Desmatamento na Amazônia: Método Inovador Rastreia Origem da Madeira
Desenvolvimento do Novo Método
Cientistas da Universidade de São Paulo (USP) criaram um método químico que permite rastrear a origem exata da madeira extraída na Amazônia. Esta técnica, desenvolvida no Centro de Energia Nuclear na Agricultura (Cena-USP), utiliza isótopos estáveis para elaborar um mapa de referência geográfica. O método já está sendo empregado pela Polícia Federal e em perícias ambientais.
Potencial Transformador
A inovação tem o potencial de transformar a luta contra o desmatamento ilegal e fortalecer o rastreamento de práticas conforme as diretrizes ESG (ambientais, sociais e de governança) por parte de empresas do setor florestal, do agronegócio e de fundos de investimento.
Detalhes da Pesquisa
O estudo foi liderado pelo professor Luiz Antonio Martinelli, com a colaboração da pesquisadora Isabela Maria Souza Silva, no âmbito de um projeto de doutorado que recebeu financiamento da Fundação de Amparo à Pesquisa do Estado de São Paulo (Fapesp).

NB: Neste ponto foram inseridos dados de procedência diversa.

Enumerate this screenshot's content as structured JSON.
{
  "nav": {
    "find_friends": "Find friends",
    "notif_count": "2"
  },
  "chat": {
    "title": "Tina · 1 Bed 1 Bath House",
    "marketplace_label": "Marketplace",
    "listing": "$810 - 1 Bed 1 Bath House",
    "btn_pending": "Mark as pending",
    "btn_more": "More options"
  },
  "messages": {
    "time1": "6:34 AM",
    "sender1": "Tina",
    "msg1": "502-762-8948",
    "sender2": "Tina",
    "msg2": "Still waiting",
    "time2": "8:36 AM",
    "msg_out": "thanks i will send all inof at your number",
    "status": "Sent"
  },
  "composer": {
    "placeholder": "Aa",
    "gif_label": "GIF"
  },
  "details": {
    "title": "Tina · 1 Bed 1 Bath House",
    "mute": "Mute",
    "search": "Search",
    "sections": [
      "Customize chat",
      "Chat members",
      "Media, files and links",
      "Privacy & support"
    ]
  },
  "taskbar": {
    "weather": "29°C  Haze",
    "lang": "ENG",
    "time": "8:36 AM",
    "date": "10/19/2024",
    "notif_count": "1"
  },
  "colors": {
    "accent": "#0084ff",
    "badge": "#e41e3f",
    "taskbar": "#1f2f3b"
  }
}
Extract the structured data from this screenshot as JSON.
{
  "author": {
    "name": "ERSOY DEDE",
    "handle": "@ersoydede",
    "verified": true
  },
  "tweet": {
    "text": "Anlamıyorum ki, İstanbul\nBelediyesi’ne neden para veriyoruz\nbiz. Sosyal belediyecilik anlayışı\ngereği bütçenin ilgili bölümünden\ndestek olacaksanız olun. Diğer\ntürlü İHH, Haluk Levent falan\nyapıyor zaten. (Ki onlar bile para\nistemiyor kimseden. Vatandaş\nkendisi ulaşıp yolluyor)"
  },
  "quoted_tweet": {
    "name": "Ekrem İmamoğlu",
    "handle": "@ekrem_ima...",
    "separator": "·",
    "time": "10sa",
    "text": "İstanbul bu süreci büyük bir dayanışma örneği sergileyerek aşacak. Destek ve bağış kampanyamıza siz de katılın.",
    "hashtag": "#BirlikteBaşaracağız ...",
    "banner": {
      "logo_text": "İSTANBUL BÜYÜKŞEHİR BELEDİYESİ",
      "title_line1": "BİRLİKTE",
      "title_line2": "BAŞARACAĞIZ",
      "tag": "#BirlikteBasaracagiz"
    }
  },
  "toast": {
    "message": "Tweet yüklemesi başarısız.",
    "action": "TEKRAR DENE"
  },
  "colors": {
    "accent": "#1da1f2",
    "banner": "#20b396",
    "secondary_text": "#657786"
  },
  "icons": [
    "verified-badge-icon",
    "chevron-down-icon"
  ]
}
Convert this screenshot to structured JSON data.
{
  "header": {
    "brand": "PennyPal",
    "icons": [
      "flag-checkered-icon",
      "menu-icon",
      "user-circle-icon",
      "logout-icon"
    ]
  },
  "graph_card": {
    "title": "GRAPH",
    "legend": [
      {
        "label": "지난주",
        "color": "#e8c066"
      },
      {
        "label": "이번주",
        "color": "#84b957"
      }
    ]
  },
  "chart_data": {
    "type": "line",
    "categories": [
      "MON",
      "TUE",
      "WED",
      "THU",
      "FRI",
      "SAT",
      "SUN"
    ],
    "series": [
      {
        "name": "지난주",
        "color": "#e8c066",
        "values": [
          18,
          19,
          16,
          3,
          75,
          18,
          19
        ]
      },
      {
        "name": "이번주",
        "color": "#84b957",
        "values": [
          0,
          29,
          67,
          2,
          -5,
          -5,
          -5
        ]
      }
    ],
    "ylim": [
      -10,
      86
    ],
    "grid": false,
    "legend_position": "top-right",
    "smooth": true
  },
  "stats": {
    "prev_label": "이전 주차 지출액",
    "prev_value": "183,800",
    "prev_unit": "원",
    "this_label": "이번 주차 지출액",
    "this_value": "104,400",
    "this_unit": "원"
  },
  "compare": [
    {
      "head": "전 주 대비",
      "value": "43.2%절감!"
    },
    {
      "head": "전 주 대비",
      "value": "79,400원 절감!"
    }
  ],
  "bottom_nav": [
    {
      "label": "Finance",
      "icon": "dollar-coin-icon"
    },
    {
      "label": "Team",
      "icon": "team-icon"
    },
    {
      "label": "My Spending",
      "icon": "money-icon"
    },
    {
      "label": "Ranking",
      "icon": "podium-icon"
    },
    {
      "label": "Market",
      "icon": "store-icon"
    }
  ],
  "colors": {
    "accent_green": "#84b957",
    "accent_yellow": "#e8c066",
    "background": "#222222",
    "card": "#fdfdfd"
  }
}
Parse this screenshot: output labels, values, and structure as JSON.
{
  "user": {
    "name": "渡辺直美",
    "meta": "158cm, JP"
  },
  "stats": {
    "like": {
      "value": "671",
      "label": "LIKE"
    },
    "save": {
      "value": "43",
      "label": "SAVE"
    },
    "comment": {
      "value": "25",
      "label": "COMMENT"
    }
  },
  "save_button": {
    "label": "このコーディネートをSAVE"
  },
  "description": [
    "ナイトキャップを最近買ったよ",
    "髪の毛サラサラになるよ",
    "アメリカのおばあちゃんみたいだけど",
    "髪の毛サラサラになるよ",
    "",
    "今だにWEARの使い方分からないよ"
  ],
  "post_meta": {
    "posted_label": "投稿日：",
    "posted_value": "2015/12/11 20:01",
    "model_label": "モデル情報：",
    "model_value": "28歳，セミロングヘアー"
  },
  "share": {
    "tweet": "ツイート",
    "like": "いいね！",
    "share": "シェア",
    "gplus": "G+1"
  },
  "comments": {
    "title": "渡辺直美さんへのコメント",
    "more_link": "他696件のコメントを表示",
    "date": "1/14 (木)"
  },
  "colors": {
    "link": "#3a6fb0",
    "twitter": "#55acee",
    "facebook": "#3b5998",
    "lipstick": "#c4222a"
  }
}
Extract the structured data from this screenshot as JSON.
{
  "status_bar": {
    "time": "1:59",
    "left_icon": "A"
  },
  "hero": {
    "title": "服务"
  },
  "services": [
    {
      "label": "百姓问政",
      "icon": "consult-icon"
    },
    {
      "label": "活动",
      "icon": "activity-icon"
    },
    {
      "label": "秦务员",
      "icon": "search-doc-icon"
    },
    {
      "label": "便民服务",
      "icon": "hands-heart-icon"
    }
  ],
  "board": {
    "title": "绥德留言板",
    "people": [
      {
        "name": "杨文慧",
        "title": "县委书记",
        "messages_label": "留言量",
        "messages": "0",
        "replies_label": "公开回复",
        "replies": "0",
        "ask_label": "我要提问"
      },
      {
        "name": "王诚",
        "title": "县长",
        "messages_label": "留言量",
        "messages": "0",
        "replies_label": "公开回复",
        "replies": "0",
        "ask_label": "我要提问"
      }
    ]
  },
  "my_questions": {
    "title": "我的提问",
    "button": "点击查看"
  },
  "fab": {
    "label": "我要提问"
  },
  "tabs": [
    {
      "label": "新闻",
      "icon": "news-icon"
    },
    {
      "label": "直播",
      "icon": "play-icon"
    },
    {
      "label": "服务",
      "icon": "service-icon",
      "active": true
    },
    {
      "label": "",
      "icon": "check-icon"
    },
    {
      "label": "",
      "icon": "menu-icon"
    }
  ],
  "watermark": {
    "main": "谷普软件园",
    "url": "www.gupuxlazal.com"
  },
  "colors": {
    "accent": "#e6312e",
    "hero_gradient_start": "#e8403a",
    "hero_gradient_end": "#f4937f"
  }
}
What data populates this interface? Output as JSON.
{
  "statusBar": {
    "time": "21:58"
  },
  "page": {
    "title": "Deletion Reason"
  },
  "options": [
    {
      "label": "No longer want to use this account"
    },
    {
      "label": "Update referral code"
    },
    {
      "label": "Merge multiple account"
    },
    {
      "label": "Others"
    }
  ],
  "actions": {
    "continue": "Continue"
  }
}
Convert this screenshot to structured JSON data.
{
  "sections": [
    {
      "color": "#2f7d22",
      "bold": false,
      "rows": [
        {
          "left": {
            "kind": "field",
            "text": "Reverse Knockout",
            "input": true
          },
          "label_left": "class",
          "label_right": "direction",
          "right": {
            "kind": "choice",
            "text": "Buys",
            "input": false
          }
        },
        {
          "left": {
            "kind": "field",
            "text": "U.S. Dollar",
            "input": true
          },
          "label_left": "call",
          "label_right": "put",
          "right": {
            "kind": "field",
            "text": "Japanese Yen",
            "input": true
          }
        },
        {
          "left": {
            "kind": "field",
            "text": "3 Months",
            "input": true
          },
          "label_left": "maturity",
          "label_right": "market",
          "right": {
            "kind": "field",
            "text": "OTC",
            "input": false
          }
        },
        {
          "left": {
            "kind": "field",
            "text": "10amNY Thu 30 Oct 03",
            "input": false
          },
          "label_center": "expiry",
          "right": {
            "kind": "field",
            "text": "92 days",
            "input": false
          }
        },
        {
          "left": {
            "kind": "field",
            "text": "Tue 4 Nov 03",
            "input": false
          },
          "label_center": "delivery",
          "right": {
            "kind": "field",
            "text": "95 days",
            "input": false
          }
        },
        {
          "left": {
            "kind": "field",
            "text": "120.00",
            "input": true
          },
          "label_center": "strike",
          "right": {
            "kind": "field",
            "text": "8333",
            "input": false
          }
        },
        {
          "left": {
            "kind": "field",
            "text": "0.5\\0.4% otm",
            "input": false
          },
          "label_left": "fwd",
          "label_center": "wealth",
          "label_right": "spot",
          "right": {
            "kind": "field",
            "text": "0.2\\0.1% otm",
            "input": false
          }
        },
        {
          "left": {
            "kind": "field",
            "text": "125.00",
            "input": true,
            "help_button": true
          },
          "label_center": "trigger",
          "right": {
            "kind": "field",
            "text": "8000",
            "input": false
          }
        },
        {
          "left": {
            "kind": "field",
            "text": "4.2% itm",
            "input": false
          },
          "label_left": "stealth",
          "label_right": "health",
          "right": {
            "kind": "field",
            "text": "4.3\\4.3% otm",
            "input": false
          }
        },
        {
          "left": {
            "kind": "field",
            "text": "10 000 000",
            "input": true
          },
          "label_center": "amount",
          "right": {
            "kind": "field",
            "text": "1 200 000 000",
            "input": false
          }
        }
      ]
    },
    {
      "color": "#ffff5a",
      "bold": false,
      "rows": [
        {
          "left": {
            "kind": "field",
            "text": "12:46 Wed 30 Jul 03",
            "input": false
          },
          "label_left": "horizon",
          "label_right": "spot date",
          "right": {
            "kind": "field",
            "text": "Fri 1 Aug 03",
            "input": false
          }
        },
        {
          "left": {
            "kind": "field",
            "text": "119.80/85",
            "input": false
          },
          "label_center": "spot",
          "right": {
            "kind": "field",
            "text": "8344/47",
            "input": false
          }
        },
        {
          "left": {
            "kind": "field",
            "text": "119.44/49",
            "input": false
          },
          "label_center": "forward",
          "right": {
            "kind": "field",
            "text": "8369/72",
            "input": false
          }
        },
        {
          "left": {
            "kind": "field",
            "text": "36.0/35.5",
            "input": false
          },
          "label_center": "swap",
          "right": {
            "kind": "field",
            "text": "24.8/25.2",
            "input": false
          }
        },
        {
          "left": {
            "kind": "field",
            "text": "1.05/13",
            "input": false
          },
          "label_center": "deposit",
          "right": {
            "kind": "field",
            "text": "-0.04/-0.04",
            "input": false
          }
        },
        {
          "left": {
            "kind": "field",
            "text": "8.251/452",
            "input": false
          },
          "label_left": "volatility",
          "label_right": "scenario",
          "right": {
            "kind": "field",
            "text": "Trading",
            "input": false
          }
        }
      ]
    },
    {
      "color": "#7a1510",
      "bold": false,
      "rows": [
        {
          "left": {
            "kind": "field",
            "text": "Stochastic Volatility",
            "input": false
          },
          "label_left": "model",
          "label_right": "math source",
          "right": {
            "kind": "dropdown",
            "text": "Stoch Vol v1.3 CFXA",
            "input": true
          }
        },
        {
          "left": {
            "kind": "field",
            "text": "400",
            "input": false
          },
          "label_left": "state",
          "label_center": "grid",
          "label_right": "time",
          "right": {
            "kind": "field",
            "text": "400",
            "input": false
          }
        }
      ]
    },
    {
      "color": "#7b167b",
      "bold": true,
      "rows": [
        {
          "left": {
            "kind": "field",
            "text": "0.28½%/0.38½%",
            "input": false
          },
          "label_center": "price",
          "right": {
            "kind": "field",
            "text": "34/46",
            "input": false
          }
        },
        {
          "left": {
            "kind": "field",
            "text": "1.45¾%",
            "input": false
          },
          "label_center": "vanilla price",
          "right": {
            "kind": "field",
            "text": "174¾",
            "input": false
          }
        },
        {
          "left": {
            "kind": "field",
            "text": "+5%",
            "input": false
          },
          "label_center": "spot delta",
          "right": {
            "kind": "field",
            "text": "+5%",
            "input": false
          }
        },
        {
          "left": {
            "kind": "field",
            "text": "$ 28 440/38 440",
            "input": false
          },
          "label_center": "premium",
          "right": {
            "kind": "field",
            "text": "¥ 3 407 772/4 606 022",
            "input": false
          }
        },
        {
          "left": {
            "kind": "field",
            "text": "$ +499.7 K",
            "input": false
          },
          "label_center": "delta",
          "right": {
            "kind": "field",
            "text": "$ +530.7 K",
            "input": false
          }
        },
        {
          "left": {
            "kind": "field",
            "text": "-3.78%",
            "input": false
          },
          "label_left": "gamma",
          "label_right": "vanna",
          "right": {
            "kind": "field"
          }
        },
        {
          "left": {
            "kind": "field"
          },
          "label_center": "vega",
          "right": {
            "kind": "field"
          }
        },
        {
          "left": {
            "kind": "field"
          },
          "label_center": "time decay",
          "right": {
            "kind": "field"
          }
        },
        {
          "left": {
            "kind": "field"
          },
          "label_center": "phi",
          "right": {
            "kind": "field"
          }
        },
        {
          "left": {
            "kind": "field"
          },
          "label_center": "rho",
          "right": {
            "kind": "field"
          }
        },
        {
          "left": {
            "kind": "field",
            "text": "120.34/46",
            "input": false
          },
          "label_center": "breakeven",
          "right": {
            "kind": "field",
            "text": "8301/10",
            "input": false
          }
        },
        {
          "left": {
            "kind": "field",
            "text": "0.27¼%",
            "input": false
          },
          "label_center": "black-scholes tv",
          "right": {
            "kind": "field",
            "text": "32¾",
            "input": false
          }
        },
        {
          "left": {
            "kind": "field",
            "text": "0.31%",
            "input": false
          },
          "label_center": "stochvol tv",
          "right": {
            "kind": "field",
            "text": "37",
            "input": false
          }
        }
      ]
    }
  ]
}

A pesquisa, divulgada pela Agência Fapesp, adquiriu reconhecimento internacional ao ser publicada na respeitada revista científica Molecules.
Análise dos Isótopos
O método analisa a proporção de isótopos de oxigênio, carbono, nitrogênio e estrôncio presentes na celulose da madeira. Esses elementos variam de acordo com o clima, solo e altitude da região em que as árvores se desenvolvem. Por gerarem uma assinatura química única, que não pode ser alterada, os isótopos apresentam uma evidência sólida contra fraudes em documentos como o Documento de Origem Florestal (DOF).
Integração de Inteligência Artificial
Para compor o banco de dados inicial, a equipe coletou amostras de 800 árvores distribuídas em 63 localidades da Amazônia. O professor Martinelli destacou que a área conhecida como arco do desmatamento é a mais desafiadora para o mapeamento, devido à grande diversidade de solos e microclimas.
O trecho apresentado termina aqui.